In the out of my ass example before, the result isn't the same. 20 Yes/30 No/20 NP is quite different from 40 Yes/30 No
I'm saying there are four of us who want the change, and we really want it, and we're very vocal about it. And there are ten people who really don't want the change, but they're not as fond of arguing as we are, or they don't want to hurt our feelings.
Then the vote should be 4 Yes, 10 No, and a bunch of NP. Closes the discussion and the majority that cared won. Gotta say No to the purple though. Not voting NP on that.
If you don't care what happens, abstain.
But if you do care what happens, as in--something does, but don't care which of the choices happens, then what?
Wait, I don't get this. If the 50%+1 needed to pass a resolution only includes the Yes and No votes, and does not include the NP votes, how has NP been treated as a Yes vote?
Because:
most items have passed, but wouldn't have if a quorum hadn't been reached
The number of proposals which haven't passed can be counted on one hand. Without thumbs.
I agree that the reason that most proposals pass is that ideas never make it that far if there isn't support. I could be wrong, it happens, often.

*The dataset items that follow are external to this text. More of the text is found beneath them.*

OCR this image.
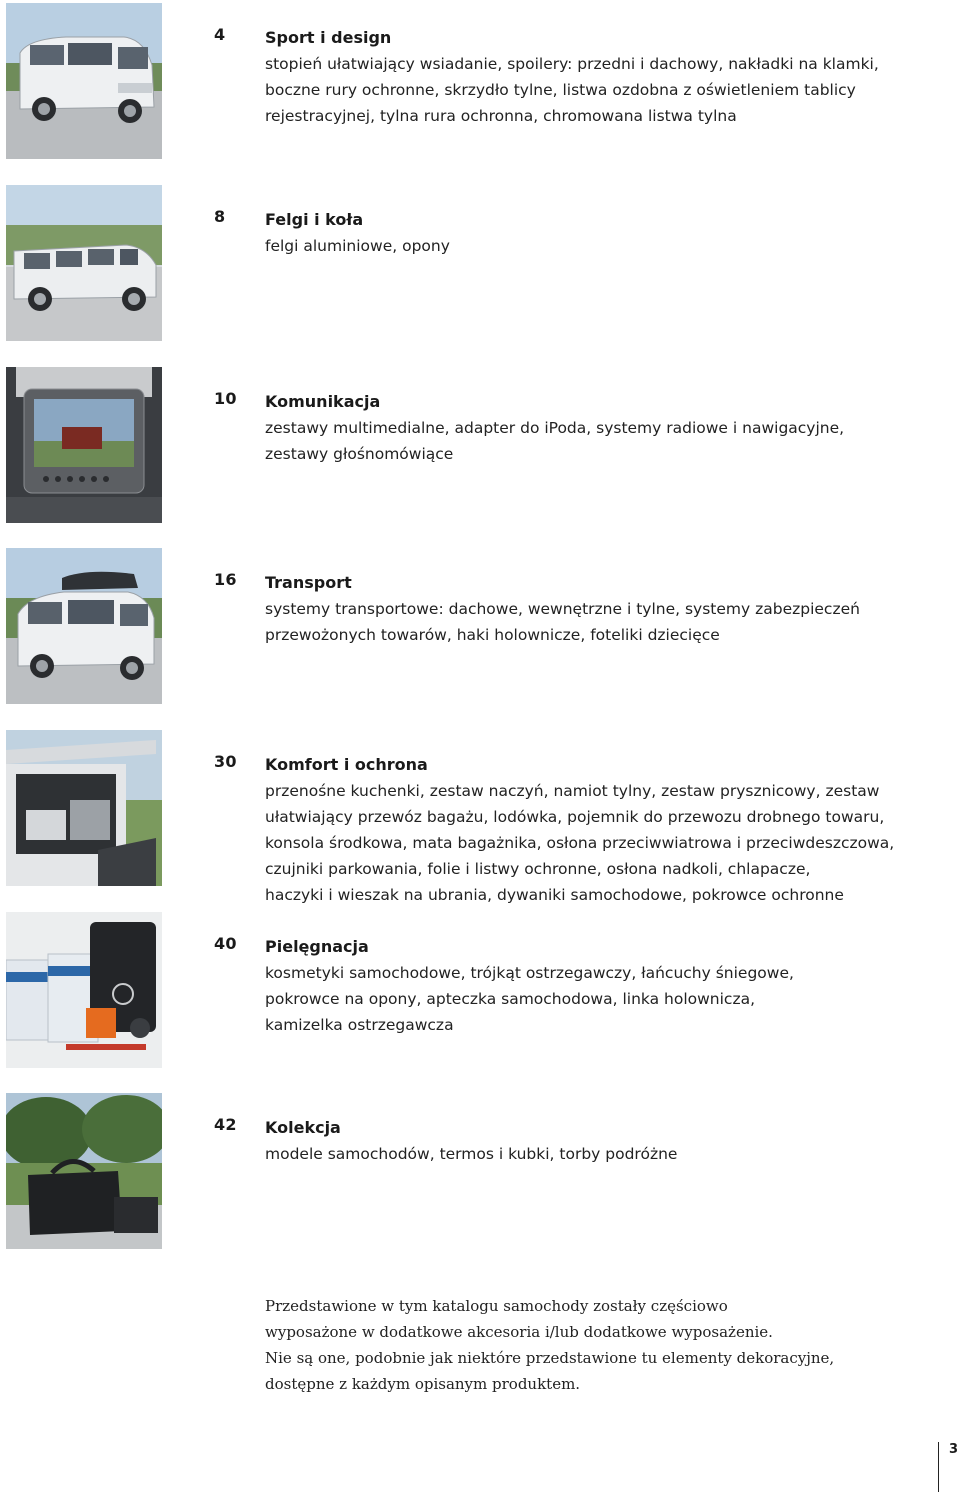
4 Sport i design
stopień ułatwiający wsiadanie, spoilery: przedni i dachowy, nakładki na klamki,
boczne rury ochronne, skrzydło tylne, listwa ozdobna z oświetleniem tablicy
rejestracyjnej, tylna rura ochronna, chromowana listwa tylna
8 Felgi i koła
felgi aluminiowe, opony
10 Komunikacja
zestawy multimedialne, adapter do iPoda, systemy radiowe i nawigacyjne,
zestawy głośnomówiące
16 Transport
systemy transportowe: dachowe, wewnętrzne i tylne, systemy zabezpieczeń
przewożonych towarów, haki holownicze, foteliki dziecięce
30 Komfort i ochrona
przenośne kuchenki, zestaw naczyń, namiot tylny, zestaw prysznicowy, zestaw
ułatwiający przewóz bagażu, lodówka, pojemnik do przewozu drobnego towaru,
konsola środkowa, mata bagażnika, osłona przeciwwiatrowa i przeciwdeszczowa,
czujniki parkowania, folie i listwy ochronne, osłona nadkoli, chlapacze,
haczyki i wieszak na ubrania, dywaniki samochodowe, pokrowce ochronne
40 Pielęgnacja
kosmetyki samochodowe, trójkąt ostrzegawczy, łańcuchy śniegowe,
pokrowce na opony, apteczka samochodowa, linka holownicza,
kamizelka ostrzegawcza
42 Kolekcja
modele samochodów, termos i kubki, torby podróżne
Przedstawione w tym katalogu samochody zostały częściowo
wyposażone w dodatkowe akcesoria i/lub dodatkowe wyposażenie.
Nie są one, podobnie jak niektóre przedstawione tu elementy dekoracyjne,
dostępne z każdym opisanym produktem.
3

I'm saying there are four of us who want a change, and we really want it, and we're very vocal about it. And there are ten people who really don't want the change, but they're not as fond of arguing as we are, or they don't want to hurt our feelings.
So No-Preference person comes along, skims the discussion, and says "gee, it seems like everyone really wants to make this change, guess I'll go with that."
This makes sense. I see what you are saying. My preference would be that when a party does not have a preference, they let the vote shake out as it will, rather than trying to predict it. No preference voting admittedly *blindly* amplifies the majority, but I would prefer the majority remain un-amped.
ETA:
But if you do care what happens, as in--something does, but don't care which of the choices happens, then what?
I don't understand this at all. You want something to happen, even if that something is nothing? How would abstaining be different? Unless you are saying that by voting you want the matter to be settled, in which case I think we should add a moratorium category that can reach a quorum independent of the vote at hand.